Symbol `●' denoting a positive prediction while '◯' indicates a negative prediction.

Note: `R<sub>1</sub>' indicates protein present in only first biological replicate, `R₂' indicates protein present in only second biological replicate and `R₁ & R₂' indicates protein present in both biological replicates.

Table 2.

Alkaline phosphatases and Aminopeptidases with Cry Receptor Function Identified in DRMs^*.

Replicate	VectorBase Ace. No.	Mascot Score	Protein	Interacting toxin/s	Reference
R1 & R2	AAEL003286 (ALP3)	329	Alkaline phosphatase	Cry11Ba	(16) Likitvivatanavong et al. (2011)
R1 & R2	AAEL003298 (ALP3)	592	Alkaline phosphatase	Cry4Ba	(28) Bayareddy et al. (2009)
R1 & R2	AAEL003313 (ALP5)	829	Alkaline phosphatase	Cry4Ba	(28) Bayareddy et al. (2009)
R1 & R2	AAEL015070 (ALP7)	235	Alkaline phosphatase	Cry4Ba	(28) Bayareddy et al. (2009), (19) Dechklar et. al. (2011)
R1 & R2	AAEL012778 (APN1)	2564	Aminopeptidase	Cry4Ba, Cry11Aa, Cry11Ba	(21) Chen et al (2009); (16) Likitvivatanavong et al. (2011), (22)
R1 & R2	AAEL008155 (APN2)	2435	Aminopeptidase	Cry11Aa	(21) Chen et al. (2009)
R1 & R2	AAEL012776 (APN4)	673	Aminopeptidase	Cry4Ba	(28) Bayareddy et al. (2009)
R1 & R2	AAEL012774 (APN4)	651.51	Aminopeptidase	Cry11	(21) Chen et al. (2009)

^*Cry11Aa and Cry11Ba receptor ALP1 (AAEL009077) identified by (18) Fernandez et al. (2006) and (16) Likitvivatanavong et al. (2011) was not identified in DRMs.

Note: `R₁ & R₂' (highlight in yellow) indicates protein present in both biological replicates.

Predicted S-acylated proteins in the DRM fraction

Some proteins are targeted and attached to membranes via a post-translationally attached fatty acid. The most common type of attachment is via S-acylation at cysteine residues where the attached moiety is palmitic acid, hence the common name palmitoylation⁶³. Palmitoylated proteins are frequently isolated in DRMs and are considered lipid rafts components⁶⁴. Using the computer program CSS-Palm⁶⁵, the set of identified DRM proteins was searched for predicted palmitoylation sites yielding a list of 222 proteins (Table S2). The caveat with this analysis is that because of a lack of experimental validation it is unclear how well the predictions correlate with actual palmitoylation. Several cytoskeletal proteins, including actin, myosin and tubulin, were identified as having putative palmitoylation sites and in cultured human cells their homologues are palmitoylated and raft-associated⁶⁴. This assemblage of cytoskeletal proteins in the DRM fraction also correlates with the link between lipid rafts, cytoskeletal proteins intracellular structures⁶⁴. Several 40s and 60S ribosomal proteins have predicted palmitoylation sites and they also have counterparts in human cells⁶⁴. The CSS-Palm program also identified a number of ALPs and APNs as having palmitoylation sites. If APNs are indeed attached to brush border membrane via palmitoylation, it would explain why in insect BBMV preparations only half of the APN activity is released by the phosphatidylinositolspecific phospholipase C which cleaves GPI-anchored proteins⁶⁶. Overall, there is correlation between proteins having predicted palmitoylation sites and their protein localization according to GO annotation.
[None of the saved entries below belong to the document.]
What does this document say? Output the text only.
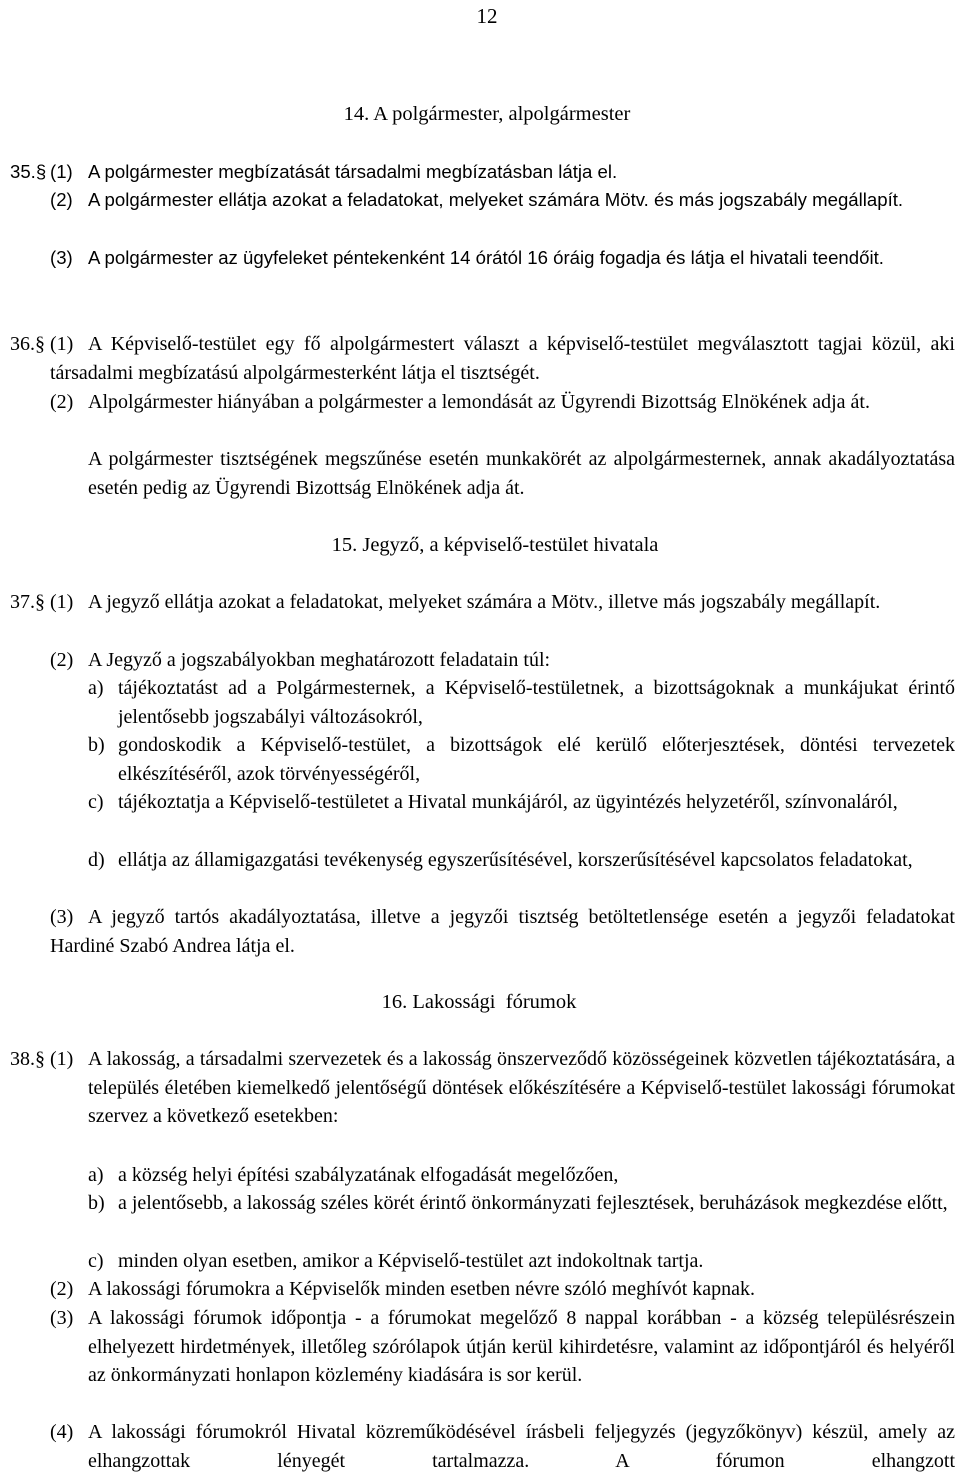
12
14. A polgármester, alpolgármester
35.§ (1) A polgármester megbízatását társadalmi megbízatásban látja el.
(2) A polgármester ellátja azokat a feladatokat, melyeket számára Mötv. és más jogszabály megállapít.
(3) A polgármester az ügyfeleket péntekenként 14 órától 16 óráig fogadja és látja el hivatali teendőit.
36.§ (1) A Képviselő-testület egy fő alpolgármestert választ a képviselő-testület megválasztott tagjai közül, aki társadalmi megbízatású alpolgármesterként látja el tisztségét.
(2) Alpolgármester hiányában a polgármester a lemondását az Ügyrendi Bizottság Elnökének adja át.
A polgármester tisztségének megszűnése esetén munkakörét az alpolgármesternek, annak akadályoztatása esetén pedig az Ügyrendi Bizottság Elnökének adja át.
15. Jegyző, a képviselő-testület hivatala
37.§ (1) A jegyző ellátja azokat a feladatokat, melyeket számára a Mötv., illetve más jogszabály megállapít.
(2) A Jegyző a jogszabályokban meghatározott feladatain túl:
a) tájékoztatást ad a Polgármesternek, a Képviselő-testületnek, a bizottságoknak a munkájukat érintő jelentősebb jogszabályi változásokról,
b) gondoskodik a Képviselő-testület, a bizottságok elé kerülő előterjesztések, döntési tervezetek elkészítéséről, azok törvényességéről,
c) tájékoztatja a Képviselő-testületet a Hivatal munkájáról, az ügyintézés helyzetéről, színvonaláról,
d) ellátja az államigazgatási tevékenység egyszerűsítésével, korszerűsítésével kapcsolatos feladatokat,
(3) A jegyző tartós akadályoztatása, illetve a jegyzői tisztség betöltetlensége esetén a jegyzői feladatokat Hardiné Szabó Andrea látja el.
16. Lakossági  fórumok
38.§ (1) A lakosság, a társadalmi szervezetek és a lakosság önszerveződő közösségeinek közvetlen tájékoztatására, a település életében kiemelkedő jelentőségű döntések előkészítésére a Képviselő-testület lakossági fórumokat szervez a következő esetekben:
a) a község helyi építési szabályzatának elfogadását megelőzően,
b) a jelentősebb, a lakosság széles körét érintő önkormányzati fejlesztések, beruházások megkezdése előtt,
c) minden olyan esetben, amikor a Képviselő-testület azt indokoltnak tartja.
(2) A lakossági fórumokra a Képviselők minden esetben névre szóló meghívót kapnak.
(3) A lakossági fórumok időpontja - a fórumokat megelőző 8 nappal korábban - a község településrészein elhelyezett hirdetmények, illetőleg szórólapok útján kerül kihirdetésre, valamint az időpontjáról és helyéről az önkormányzati honlapon közlemény kiadására is sor kerül.
(4) A lakossági fórumokról Hivatal közreműködésével írásbeli feljegyzés (jegyzőkönyv) készül, amely az elhangzottak lényegét tartalmazza. A fórumon elhangzott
Proteins not expected to be in lipid rafts that are likely contaminants of the DRM

The presence of ribosomal, mitochondrial, and endoplasmic reticulum proteins in the DRM fraction is consistent with the DRM literature^{55, 58, 67, 68}. As discussed above some of the proteins typically with these organelles may be present in DRMs because they are lipidated (i.e palmitoylated). Another explanation is that these subcellular organelles are entrapped in BBMV during the folding process that occurs during the process of gut homogenization and vesicle purification^{69, 70}. In the case of mitochondria, they do not have lipid rafts and are considered contaminants in DRM preparations⁷¹. This conclusion was based on proteomic analyses of DRMs and mitochondria from cultured human cells where F1/F0 ATPase subunits and other mitochondrial proteins were identified as co-purifying contaminants in DRM/lipid raft preparations⁷¹. With respect to BBMV⁵¹ and the DRM fraction analyzed in this study, it is possible that extra purification steps in BBMV and further development of the step gradient technique could yield improved BBMV and DRM fractions. However, it is likely that small contamination will always show up in the proteomes of insect BBMV and lipid rafts, since LC-MS/MS is such an ultra-sensitive technique. Therefore, it is very important to re-evaluate the DRM fractions using qualitative immunoblotting and immunolocalization techniques. New techniques based on in vivo labeling and quantitative mass spectrometries are likely to add insights into DRM composition and their included lipid rafts. Based on these observations, the existence of rafts in cell organelles, BBMV preparation, and co-precipitation of cell organelle proteins with lipid rafts deserves serious consideration.

CONCLUSION

We believe that our observations, together with the information available for Bt toxins in other insects, also demonstrated the existence of lipid rafts in insects and their interaction with Bt Cry pore forming toxins.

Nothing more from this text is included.